Anne Henry-Werner, vous êtes élue des Français d’Allemagne et Conseillère à l’Assemblée des Français de l’étranger. Au début du mois de mars, vous avez déposé une question orale auprès à l'administration consulaire au sujet des femmes victimes de violences conjugales à l’étranger, pouvez-vous nous expliquer le contenu de votre intervention ?
Tout d’abord merci de votre intérêt pour cette thématique grave et particulièrement essentielle actuellement.
Avant de m’expliquer sur le contenu de ma question à l’administration consulaire, je souhaite faire un retour en arrière pour expliquer ma sensibilité à ce sujet. Cela remonte à plus de vingt ans, vers la fin des années 90’, j’ai eu dans mon cercle de connaissances assez rapproché une famille qui donnait vers l’extérieur l’image de « la famille idéale ». Et pourtant, une petite voix intérieure me disait que quelque chose de moins brillant se cachait derrière cette façade.

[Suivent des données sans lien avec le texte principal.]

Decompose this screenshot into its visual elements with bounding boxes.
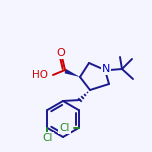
Text: HO: HO: [32, 70, 48, 80]
Text: Cl: Cl: [59, 123, 70, 133]
Polygon shape: [65, 71, 80, 77]
Text: Cl: Cl: [42, 133, 53, 143]
Polygon shape: [64, 69, 80, 77]
Text: N: N: [102, 64, 110, 74]
Text: O: O: [57, 48, 65, 58]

Ne pouvant évidemment rien faire, je me suis mis tout simplement « à l’écoute ». Quelque temps plus tard, la façade a commencé à se craqueler et mon amie m’a fait des semi-confidences qui étaient encore très loin de la sordide réalité. Je lui ai simplement signalé à plusieurs reprises qu’elle pouvait me contacter à tout moment. Et un beau soir, elle a débarqué sans tambour ni trompettes chez nous avec ses quatre enfants et nous lui avons donné refuge.

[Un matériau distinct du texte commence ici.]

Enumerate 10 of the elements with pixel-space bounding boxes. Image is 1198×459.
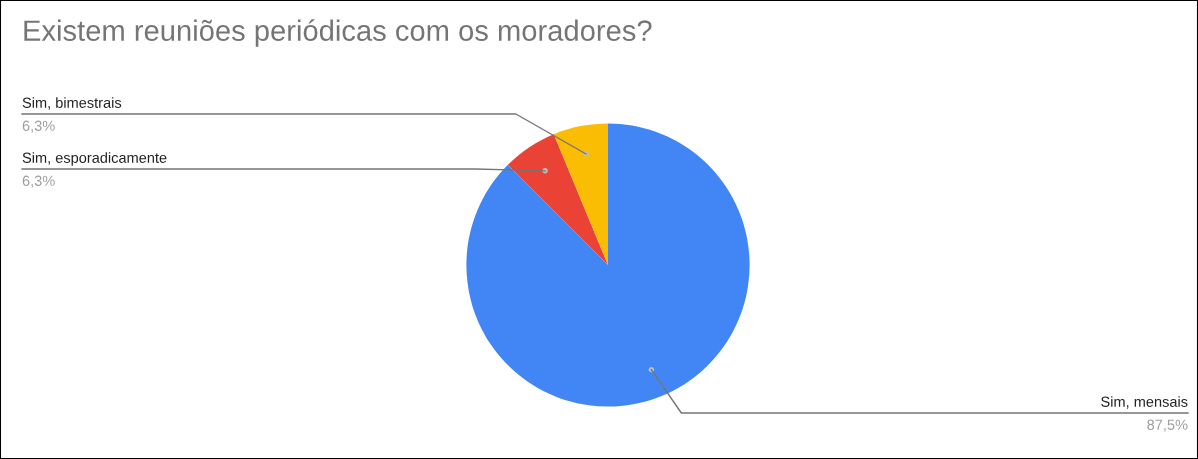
- slice-label: Sim, bimestrais: [22, 97, 122, 110]
- pie-slice: [553, 123, 608, 265]
- data-label: 6,3%: [22, 175, 55, 188]
- pie-slice: [466, 123, 750, 407]
- data-label: 87,5%: [1147, 419, 1188, 432]
- pie-slice: [507, 134, 608, 265]
- slice-label: Sim, mensais: [1101, 396, 1188, 409]
- data-label: 6,3%: [22, 120, 55, 133]
- slice-label: Sim, esporadicamente: [22, 152, 167, 166]
- chart-title: Existem reuniões periódicas com os moradores?: [24, 19, 652, 47]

J’ai alors pris connaissance des violences dont elle et une de ses filles (mineure) étaient victimes depuis de nombreuses années. Il y a fort heureusement eu un « happy end » : le conjoint / beau-père violent a été condamné et a fait quelques années de prison et mère et fille se sont reconstruites et sont aujourd’hui des femmes fortes et épanouies. Ce long préliminaire pour expliquer que j’ai tiré deux enseignements essentiels de cette expérience, qui sont en rapport avec mon engagement actuel :
Un : même si cela paraît paradoxal, les personnes victimes de violences conjugales ont énormément de mal à se confier et à avouer les sévices qu’elles subissent (mélange de peur, honte, sentiment de culpabilité, etc.), il est donc de prime abord difficile de les aider ;
Deux : le jour, voire le moment, où elles sont prêtes à franchir le pas, il faut absolument qu’elles soient, à cet instant même, en possession d’une ressource de confiance vers laquelle se tourner. Cela peut être une personne ou un organisme ; mais une chose est certaine, il faut que ce soit sûr et que les choses puissent aller très vite pour éviter que le conjoint ne reprenne l’emprise sur sa victime.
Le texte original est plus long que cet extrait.